Zhabnov let the KGB leader sweat for a minute as he admired the bright cherry redness of the roses that surrounded the White House. Why, they almost disguised the barbed-wire fence that ran through their delicate petals. “I’ll tell you what, my friend,” Zhabnov spoke up briskly. “I’m attending the annual party meeting in Leningrad next month. I will personally intervene with my uncle at that time and persuade him you need more of everything—”
“Including the neutron devices—”
“Including a few, two or three, neutron devices to destroy these annoying American bandits once and for all.”
“Thank you Mikael Ivanovich,” Killov said. “I will, of course, repay you for this favor.” He hung up.

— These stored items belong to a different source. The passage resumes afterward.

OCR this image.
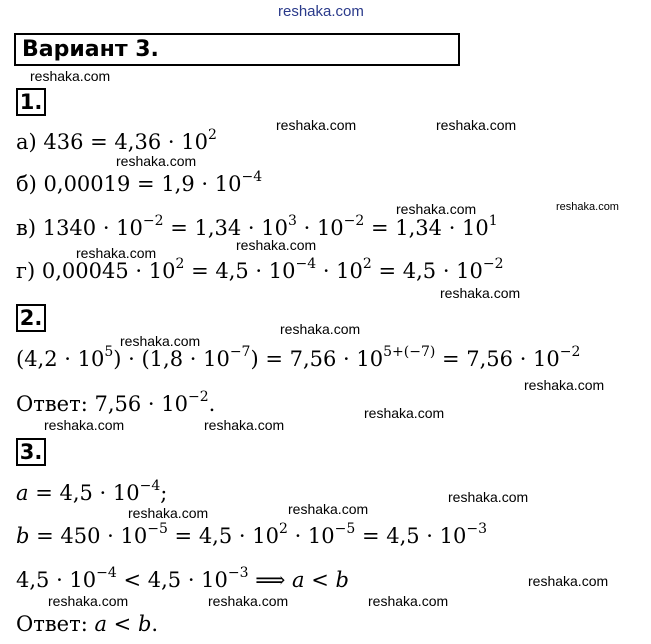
reshaka.com
reshaka.com
reshaka.com	reshaka.com
reshaka.com
reshaka.com	reshaka.com
reshaka.com	reshaka.com
reshaka.com
reshaka.com
reshaka.com
reshaka.com
reshaka.com
reshaka.com	reshaka.com
reshaka.com
reshaka.com
reshaka.com
reshaka.com
reshaka.com	reshaka.com	reshaka.com
Вариант 3.
1.
а) $436 = 4,36 \cdot 10^2$
б) $0,00019 = 1,9 \cdot 10^{-4}$
в) $1340 \cdot 10^{-2} = 1,34 \cdot 10^3 \cdot 10^{-2} = 1,34 \cdot 10^1$
г) $0,00045 \cdot 10^2 = 4,5 \cdot 10^{-4} \cdot 10^2 = 4,5 \cdot 10^{-2}$
2.
$(4,2 \cdot 10^5) \cdot (1,8 \cdot 10^{-7}) = 7,56 \cdot 10^{5+(-7)} = 7,56 \cdot 10^{-2}$
Ответ: $7,56 \cdot 10^{-2}$.
3.
$a = 4,5 \cdot 10^{-4}$;
$b = 450 \cdot 10^{-5} = 4,5 \cdot 10^2 \cdot 10^{-5} = 4,5 \cdot 10^{-3}$
$4,5 \cdot 10^{-4} < 4,5 \cdot 10^{-3}$ ⟹ a < b
Ответ: a < b.
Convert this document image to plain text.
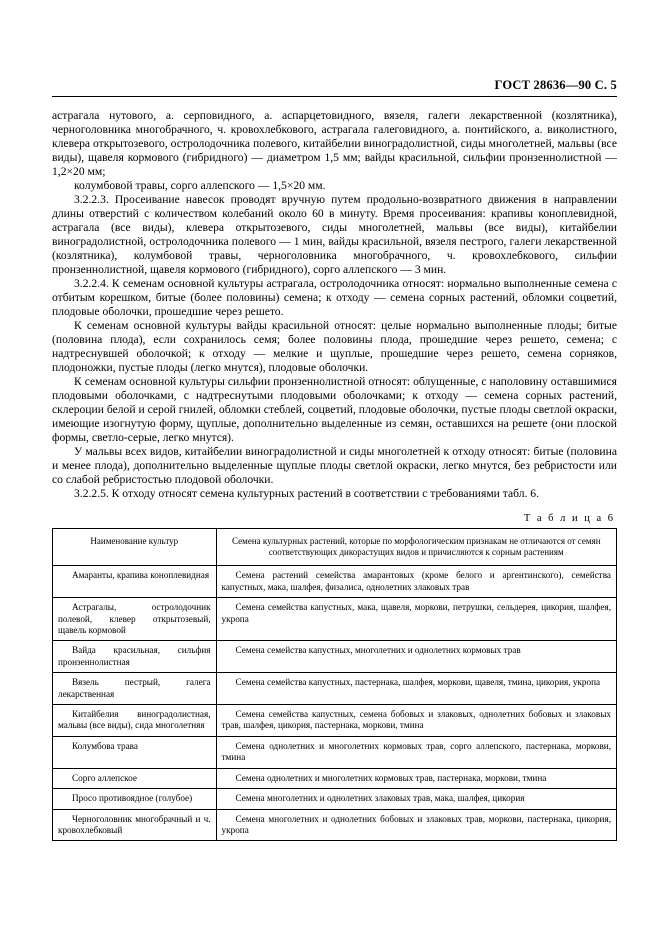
ГОСТ 28636—90 С. 5

астрагала нутового, а. серповидного, а. аспарцетовидного, вязеля, галеги лекарственной (козлятника), черноголовника многобрачного, ч. кровохлебкового, астрагала галеговидного, а. понтийского, а. виколистного, клевера открытозевого, остролодочника полевого, китайбелии виноградолистной, сиды многолетней, мальвы (все виды), щавеля кормового (гибридного) — диаметром 1,5 мм; вайды красильной, сильфии пронзеннолистной — 1,2×20 мм;

колумбовой травы, сорго аллепского — 1,5×20 мм.

3.2.2.3. Просеивание навесок проводят вручную путем продольно-возвратного движения в направлении длины отверстий с количеством колебаний около 60 в минуту. Время просеивания: крапивы коноплевидной, астрагала (все виды), клевера открытозевого, сиды многолетней, мальвы (все виды), китайбелии виноградолистной, остролодочника полевого — 1 мин, вайды красильной, вязеля пестрого, галеги лекарственной (козлятника), колумбовой травы, черноголовника многобрачного, ч. кровохлебкового, сильфии пронзеннолистной, щавеля кормового (гибридного), сорго аллепского — 3 мин.

3.2.2.4. К семенам основной культуры астрагала, остролодочника относят: нормально выполненные семена с отбитым корешком, битые (более половины) семена; к отходу — семена сорных растений, обломки соцветий, плодовые оболочки, прошедшие через решето.

К семенам основной культуры вайды красильной относят: целые нормально выполненные плоды; битые (половина плода), если сохранилось семя; более половины плода, прошедшие через решето, семена; с надтреснувшей оболочкой; к отходу — мелкие и щуплые, прошедшие через решето, семена сорняков, плодоножки, пустые плоды (легко мнутся), плодовые оболочки.

К семенам основной культуры сильфии пронзеннолистной относят: облущенные, с наполовину оставшимися плодовыми оболочками, с надтреснутыми плодовыми оболочками; к отходу — семена сорных растений, склероции белой и серой гнилей, обломки стеблей, соцветий, плодовые оболочки, пустые плоды светлой окраски, имеющие изогнутую форму, щуплые, дополнительно выделенные из семян, оставшихся на решете (они плоской формы, светло-серые, легко мнутся).

У мальвы всех видов, китайбелии виноградолистной и сиды многолетней к отходу относят: битые (половина и менее плода), дополнительно выделенные щуплые плоды светлой окраски, легко мнутся, без ребристости или со слабой ребристостью плодовой оболочки.

3.2.2.5. К отходу относят семена культурных растений в соответствии с требованиями табл. 6.

Т а б л и ц а 6
Наименование культур	Семена культурных растений, которые по морфологическим признакам не отличаются от семян соответствующих дикорастущих видов и причисляются к сорным растениям

Амаранты, крапива коноплевидная	Семена растений семейства амарантовых (кроме белого и аргентинского), семейства капустных, мака, шалфея, физалиса, однолетних злаковых трав

Астрагалы, остролодочник полевой, клевер открытозевый, щавель кормовой	Семена семейства капустных, мака, щавеля, моркови, петрушки, сельдерея, цикория, шалфея, укропа

Вайда красильная, сильфия пронзеннолистная	Семена семейства капустных, многолетних и однолетних кормовых трав

Вязель пестрый, галега лекарственная	Семена семейства капустных, пастернака, шалфея, моркови, щавеля, тмина, цикория, укропа

Китайбелия виноградолистная, мальвы (все виды), сида многолетняя	Семена семейства капустных, семена бобовых и злаковых, однолетних бобовых и злаковых трав, шалфея, цикория, пастернака, моркови, тмина

Колумбова трава	Семена однолетних и многолетних кормовых трав, сорго аллепского, пастернака, моркови, тмина

Сорго аллепское	Семена однолетних и многолетних кормовых трав, пастернака, моркови, тмина

Просо противоядное (голубое)	Семена многолетних и однолетних злаковых трав, мака, шалфея, цикория

Черноголовник многобрачный и ч. кровохлебковый	Семена многолетних и однолетних бобовых и злаковых трав, моркови, пастернака, цикория, укропа
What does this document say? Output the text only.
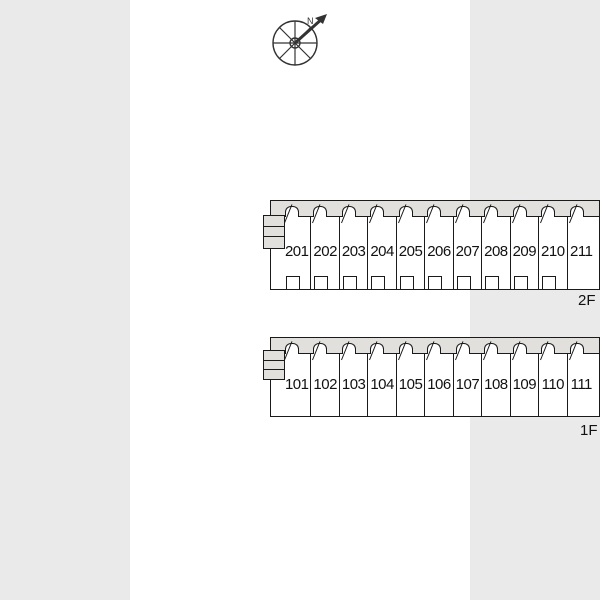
N
201 202 203 204 205 206 207 208 209 210 211
2F
101 102 103 104 105 106 107 108 109 110 111
1F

Zhabnov let the phone drop from his fingers and fall onto the receiving hook with a snap. Of course he had no intention of letting the KGB expand its operations in the United States. It was already too large, a threat to the normal military channels and control. Zhabnov pleaded with the premier at every opportunity to reduce Killov’s Blackshirt force, but Vassily would only smile in that grandfatherly way and say, “You worry too much, nephew. I only let Killov play with his toy soldiers in America to occupy him. He is not . . . normal, you know. He likes to hurt, to destroy things, people, land. So, we in the Presidium asked ourselves: where can such a person be useful? And the answer: America. Let him destroy these Freefighters. They seem afraid of nothing except such as Killov. And does not Killov keep his part of the bargain—sending over good breeding stock of American females with their fertile bodies and radiation-resistant genes? I think you had best put up with the Blackshirts and just keep the production of wheat and corn in line with the five-year plan. That is your job. I know you can handle it, can’t you?”